Recién entrada la madrugada del 23 de mayo, trasteaba con el móvil y hablaba con mi amigo Joaquín de vídeos virales, le mandaba capturas de nadie en particular y me entretenía entre redes sociales. Todo muy banal. Todo muy de lunes por la noche para entrar en sueño. Abrí Facebook y una publicación de un diario nacional informaba que la Policía confirmaba varios muertos tras dos explosiones en el concierto de Ariana Grande en Manchester. Joaquín fue el primero al que se lo conté porque tenemos en común algunas pequeñas obsesiones: el terrorismo, las Kardashian y las divas del pop.
Me estremecí. Primero leí algunos tuits sobre lo irrelevante de informar de quién era el concierto. Nada más lejos de la realidad. Teniendo en cuenta que Ariana Grande es una de las grandes artistas de pop internacional actual y comenzó su carrera en el canal Nickelodeon, un Manchester Arena abarrotado suponía juntar miles de niños, adolescentes y sus padres y veinteañeros en general. Es imposible olvidarse de las imágenes de la sala Bataclán de París, pero esta vez, el terrorismo buscó un objetivo más indefenso todavía.
Aquella madrugada me desvelé esperando novedades del atentado. Fue con mi madre con quien hablé después y no hicieron falta demasiadas palabras para adivinar su preocupación sobre algo que conoce bien: yo misma volví la noche anterior de pasar el fin de semana entero de festival con mi hermana. Ningún atentado es diferente a otro, pero algo se revuelve por dentro cuando llega una situación que te resulta familiar.
Cuando se esclareció lo sucedido, sentí rabia e impotencia. La suerte se la jugó a los fans de Manchester, pero te puede pasar a ti en cualquier momento. Todavía recuerdo otro tipo de rabia, la que sentí por perderme el concierto de Beyoncé de 2016 en el Palau Sant Jordi de Barcelona. Todo vuelve a parecer banal comparado, pero era un sueño que de haberse cumplido, me hubiera convertido en la fan más feliz del mundo.

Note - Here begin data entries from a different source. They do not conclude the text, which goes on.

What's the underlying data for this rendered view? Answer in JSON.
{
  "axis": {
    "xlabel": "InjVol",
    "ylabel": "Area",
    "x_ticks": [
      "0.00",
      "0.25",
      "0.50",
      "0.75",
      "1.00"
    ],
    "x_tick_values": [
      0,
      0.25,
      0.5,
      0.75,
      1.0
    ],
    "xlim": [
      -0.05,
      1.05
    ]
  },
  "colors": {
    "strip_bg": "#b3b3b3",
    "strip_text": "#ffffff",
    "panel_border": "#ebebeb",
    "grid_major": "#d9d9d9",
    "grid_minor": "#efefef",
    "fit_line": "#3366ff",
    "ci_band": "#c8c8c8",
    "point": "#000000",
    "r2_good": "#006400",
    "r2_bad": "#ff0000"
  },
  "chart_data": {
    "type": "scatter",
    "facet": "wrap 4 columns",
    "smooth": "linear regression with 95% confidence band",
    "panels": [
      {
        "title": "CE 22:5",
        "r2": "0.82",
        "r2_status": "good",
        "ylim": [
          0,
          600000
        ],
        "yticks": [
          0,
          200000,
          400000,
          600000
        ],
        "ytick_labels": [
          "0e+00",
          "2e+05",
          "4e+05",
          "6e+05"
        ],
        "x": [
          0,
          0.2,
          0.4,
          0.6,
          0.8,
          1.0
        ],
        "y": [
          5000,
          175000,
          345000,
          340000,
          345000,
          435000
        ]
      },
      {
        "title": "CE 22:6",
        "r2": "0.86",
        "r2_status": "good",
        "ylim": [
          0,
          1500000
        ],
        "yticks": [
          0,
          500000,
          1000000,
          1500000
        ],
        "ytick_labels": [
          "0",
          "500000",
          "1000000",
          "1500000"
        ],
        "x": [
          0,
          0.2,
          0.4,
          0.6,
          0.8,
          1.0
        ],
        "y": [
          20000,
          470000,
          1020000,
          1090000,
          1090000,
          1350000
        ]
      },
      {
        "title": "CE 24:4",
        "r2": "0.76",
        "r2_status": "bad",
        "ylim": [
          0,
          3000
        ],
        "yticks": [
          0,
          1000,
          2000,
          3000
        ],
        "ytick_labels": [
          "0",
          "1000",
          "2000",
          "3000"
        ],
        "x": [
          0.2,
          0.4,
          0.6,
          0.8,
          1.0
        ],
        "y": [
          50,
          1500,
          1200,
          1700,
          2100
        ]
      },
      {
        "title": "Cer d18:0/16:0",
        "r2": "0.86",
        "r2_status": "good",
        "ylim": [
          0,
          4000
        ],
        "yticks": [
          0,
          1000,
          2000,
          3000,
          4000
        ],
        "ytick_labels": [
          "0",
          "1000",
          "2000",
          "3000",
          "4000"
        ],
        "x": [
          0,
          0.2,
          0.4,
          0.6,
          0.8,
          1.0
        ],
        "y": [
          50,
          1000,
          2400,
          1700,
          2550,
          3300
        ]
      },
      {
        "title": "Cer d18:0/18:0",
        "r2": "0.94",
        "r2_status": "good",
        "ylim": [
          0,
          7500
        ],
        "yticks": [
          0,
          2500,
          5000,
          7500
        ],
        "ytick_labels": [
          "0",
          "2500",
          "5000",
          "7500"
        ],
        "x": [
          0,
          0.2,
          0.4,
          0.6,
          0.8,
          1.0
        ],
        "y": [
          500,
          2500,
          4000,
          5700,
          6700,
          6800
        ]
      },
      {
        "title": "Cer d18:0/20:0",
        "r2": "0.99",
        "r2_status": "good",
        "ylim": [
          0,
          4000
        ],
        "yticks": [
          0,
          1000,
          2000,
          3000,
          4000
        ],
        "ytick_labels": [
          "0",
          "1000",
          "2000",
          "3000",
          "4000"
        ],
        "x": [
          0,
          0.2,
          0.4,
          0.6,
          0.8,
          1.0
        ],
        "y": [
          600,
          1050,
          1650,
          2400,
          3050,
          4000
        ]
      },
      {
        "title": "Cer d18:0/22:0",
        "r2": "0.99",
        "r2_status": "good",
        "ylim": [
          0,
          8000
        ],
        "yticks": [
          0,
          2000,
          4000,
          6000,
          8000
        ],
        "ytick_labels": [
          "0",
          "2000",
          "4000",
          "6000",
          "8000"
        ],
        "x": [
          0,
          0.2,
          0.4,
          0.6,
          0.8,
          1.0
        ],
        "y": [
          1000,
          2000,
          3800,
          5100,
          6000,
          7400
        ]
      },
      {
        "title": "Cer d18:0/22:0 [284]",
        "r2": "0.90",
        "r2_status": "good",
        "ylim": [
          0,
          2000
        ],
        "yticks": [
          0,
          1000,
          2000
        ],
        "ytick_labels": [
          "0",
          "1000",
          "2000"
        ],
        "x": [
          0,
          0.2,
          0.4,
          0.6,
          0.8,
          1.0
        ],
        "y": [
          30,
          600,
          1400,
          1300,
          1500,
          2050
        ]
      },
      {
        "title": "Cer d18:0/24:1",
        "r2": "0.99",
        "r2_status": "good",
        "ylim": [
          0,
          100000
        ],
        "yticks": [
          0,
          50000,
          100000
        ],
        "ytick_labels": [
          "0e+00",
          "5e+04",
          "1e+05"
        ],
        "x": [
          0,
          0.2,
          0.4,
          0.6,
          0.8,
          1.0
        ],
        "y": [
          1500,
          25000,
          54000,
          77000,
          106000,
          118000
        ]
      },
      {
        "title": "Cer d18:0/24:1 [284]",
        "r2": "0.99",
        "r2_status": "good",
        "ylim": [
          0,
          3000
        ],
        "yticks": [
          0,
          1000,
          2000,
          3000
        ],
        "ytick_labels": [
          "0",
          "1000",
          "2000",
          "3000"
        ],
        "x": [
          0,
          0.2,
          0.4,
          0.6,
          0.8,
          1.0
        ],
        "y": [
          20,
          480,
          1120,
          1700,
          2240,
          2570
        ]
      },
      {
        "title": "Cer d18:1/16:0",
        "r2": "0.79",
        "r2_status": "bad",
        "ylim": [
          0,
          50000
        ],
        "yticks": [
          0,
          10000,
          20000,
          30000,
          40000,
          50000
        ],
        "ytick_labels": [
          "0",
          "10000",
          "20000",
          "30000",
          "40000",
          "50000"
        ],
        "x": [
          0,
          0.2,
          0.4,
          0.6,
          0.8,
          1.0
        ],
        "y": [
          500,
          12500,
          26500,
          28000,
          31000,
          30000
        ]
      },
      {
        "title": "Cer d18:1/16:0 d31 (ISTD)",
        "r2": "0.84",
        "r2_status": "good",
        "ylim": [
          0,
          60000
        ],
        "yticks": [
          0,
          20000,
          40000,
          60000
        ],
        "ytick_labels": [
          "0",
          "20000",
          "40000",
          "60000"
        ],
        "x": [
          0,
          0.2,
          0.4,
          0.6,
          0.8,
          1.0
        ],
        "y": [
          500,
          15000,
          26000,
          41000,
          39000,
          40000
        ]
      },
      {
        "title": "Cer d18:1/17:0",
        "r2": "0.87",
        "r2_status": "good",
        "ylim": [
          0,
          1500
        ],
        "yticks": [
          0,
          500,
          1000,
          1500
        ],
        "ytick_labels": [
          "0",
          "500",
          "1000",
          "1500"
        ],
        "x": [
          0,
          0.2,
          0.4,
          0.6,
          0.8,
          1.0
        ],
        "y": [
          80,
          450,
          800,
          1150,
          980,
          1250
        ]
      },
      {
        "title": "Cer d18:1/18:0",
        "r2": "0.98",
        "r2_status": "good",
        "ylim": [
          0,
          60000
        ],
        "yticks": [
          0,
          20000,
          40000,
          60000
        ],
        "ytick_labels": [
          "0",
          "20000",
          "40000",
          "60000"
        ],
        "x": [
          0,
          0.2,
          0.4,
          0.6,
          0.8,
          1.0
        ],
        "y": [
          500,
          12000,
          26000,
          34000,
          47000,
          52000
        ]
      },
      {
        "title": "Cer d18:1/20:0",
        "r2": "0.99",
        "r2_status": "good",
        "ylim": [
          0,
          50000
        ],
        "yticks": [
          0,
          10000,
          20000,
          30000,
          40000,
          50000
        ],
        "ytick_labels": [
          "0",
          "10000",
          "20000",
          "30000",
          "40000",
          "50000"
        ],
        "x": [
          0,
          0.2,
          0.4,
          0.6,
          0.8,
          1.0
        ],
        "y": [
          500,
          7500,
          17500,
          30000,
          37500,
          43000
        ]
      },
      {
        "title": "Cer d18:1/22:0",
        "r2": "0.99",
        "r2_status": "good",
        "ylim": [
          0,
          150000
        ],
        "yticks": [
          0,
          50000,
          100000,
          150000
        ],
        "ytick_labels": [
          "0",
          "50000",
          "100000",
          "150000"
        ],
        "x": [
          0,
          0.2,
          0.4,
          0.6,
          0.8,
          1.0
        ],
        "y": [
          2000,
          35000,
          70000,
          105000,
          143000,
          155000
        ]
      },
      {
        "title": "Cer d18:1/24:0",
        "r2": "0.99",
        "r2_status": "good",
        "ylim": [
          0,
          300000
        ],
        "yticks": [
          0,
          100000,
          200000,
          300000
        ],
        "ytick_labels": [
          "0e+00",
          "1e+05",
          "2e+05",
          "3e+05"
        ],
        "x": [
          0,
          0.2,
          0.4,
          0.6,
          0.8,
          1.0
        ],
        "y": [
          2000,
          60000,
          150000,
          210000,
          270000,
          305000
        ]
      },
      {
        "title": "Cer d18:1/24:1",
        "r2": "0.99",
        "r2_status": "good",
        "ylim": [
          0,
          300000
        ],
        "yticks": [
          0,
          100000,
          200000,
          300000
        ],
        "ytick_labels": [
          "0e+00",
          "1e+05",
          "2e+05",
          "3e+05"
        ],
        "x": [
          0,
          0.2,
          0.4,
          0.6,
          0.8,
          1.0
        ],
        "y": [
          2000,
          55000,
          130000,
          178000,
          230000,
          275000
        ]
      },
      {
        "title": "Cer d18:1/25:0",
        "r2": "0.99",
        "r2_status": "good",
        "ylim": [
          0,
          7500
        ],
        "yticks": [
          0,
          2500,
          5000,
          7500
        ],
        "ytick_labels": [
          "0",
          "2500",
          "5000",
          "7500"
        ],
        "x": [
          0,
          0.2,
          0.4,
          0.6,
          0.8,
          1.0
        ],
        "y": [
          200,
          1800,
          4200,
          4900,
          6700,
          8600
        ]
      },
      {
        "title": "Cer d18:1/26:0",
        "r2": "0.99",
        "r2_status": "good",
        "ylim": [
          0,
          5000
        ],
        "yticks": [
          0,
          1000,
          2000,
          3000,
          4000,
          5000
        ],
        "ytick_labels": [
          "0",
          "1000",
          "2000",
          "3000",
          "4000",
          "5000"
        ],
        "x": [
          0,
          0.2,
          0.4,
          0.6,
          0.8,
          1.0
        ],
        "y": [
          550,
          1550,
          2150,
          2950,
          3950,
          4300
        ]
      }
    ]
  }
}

Y es que los conciertos y sobre todo los de este nivel, son como un sueño. La música trata de eso: evadirte del mundo, hacerte saltar de alegría y llorar en tu día de mierda, revolverte por dentro, hacerte recordar, recapacitar, ponerle acordes a un recuerdo y en definitiva, hacerte sentir.
El año pasado, el Estado Islámico -concretamente su policía religiosa-, arrestó a un joven de 15 años tras encontrar en su móvil música occidental contraria a los principios de la organización yihadista. Después de varios meses preso, le decapitaron y entregaron el cuerpo a su familia. Además, se prohibió la música en coches, fiestas, tiendas y espacios públicos así como las imágenes de personas en los escaparates de los negocios. Se aprovechan de la indefensión y seguridad personal con actos cobardes y despreciables, su objetivo es abrir una brecha e implantar miedo donde había estabilidad.
La música debería salvar vidas, no arrebatarlas. La sensación que se vive en un concierto es difícil de explicar si se hace con sentimiento y nada debería apagar esa pasión. Aquí no hay análisis sobre terrorismo ni grandes reflexiones en política internacional y Defensa, sólo un recordatorio para seguir haciendo lo que más nos gusta sin miedo, sin dejarse amedrentar. La música siempre al rescate.